オヤジのあくび

タケさんの気楽に行こうよ道草人生の続編です。

オヤジのあくび66

名作を読む36

モーパッサン短編より「シモンのパパ」

シモンはいじめられている転校生。だいたい転校生というのは、子どもたちの興味と対象になりやすいのだが、シモンをいじめている訳が実によくない。お父さんがいないことをからかっているのだ。

追い詰められたシモンは、川に身投げしようとするが、鍛冶屋のフィリップに助けられる。やがてフィリップがシモンの本当のお父さんになるという話。

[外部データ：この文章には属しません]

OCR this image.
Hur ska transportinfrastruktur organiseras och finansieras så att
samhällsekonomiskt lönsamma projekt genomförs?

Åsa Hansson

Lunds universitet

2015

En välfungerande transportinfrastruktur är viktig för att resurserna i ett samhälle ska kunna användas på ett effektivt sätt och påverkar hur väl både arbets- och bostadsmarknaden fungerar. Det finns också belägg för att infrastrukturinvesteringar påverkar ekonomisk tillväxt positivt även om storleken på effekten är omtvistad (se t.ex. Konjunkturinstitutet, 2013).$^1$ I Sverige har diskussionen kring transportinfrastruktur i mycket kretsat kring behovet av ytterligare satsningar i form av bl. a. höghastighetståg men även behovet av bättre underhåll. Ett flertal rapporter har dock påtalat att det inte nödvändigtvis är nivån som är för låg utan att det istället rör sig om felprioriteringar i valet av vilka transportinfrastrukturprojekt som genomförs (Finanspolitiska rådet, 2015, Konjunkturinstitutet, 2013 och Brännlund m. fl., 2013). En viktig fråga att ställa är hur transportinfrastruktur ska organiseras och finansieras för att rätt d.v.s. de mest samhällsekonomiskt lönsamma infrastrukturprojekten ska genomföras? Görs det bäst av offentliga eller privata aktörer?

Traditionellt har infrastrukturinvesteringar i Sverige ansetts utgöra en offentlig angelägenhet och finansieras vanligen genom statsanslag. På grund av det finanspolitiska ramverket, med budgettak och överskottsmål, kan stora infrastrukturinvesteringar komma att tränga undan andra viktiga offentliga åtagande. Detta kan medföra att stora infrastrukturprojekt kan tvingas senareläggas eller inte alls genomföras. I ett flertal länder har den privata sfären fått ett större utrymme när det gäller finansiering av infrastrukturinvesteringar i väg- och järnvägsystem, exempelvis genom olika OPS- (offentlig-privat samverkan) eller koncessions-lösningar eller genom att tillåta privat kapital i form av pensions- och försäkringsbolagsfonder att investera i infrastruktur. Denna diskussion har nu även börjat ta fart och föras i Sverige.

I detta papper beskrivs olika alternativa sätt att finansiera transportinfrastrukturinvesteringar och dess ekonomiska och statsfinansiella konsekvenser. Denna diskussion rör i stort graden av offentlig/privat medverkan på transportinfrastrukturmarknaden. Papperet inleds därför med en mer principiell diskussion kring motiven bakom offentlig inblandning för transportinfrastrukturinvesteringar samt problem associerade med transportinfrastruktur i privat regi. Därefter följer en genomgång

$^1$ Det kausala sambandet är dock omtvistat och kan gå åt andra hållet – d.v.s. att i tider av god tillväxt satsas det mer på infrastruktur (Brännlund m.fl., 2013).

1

モーパッサンの時代は、これで通ったのだろうけれど、今の子どもたちや大人は、複雑な思いでこの物語を読むかもしれない。そもそも親が一人、またはいないのは、様々な理由があってのことで、それは子どものせいではないからだ。もちろんいじめの理由になるなどとんでもない。また両親が揃っていて当然のような物語の背景にも唸ってしまうだろう。

しかも、大人が周りにいながら、子どもを虐待する事件が、たびたび報道される。児童相談所で抱えている事案は大変な数になると思われる。躾の一環として子どもに手を挙げるのは、自分の世代でやめませんか?なぜなら殴られた経験がある子は、次の世代へ連鎖させてしまうのです。子どもの育て方が、ますます困難になってきていることは、私にもわかります。子どもの心身の成長はどんどん多様化しているからです。そんなことで時代だからこそ、子どもにどう関わるべきか。情報共有が大切だと感じています。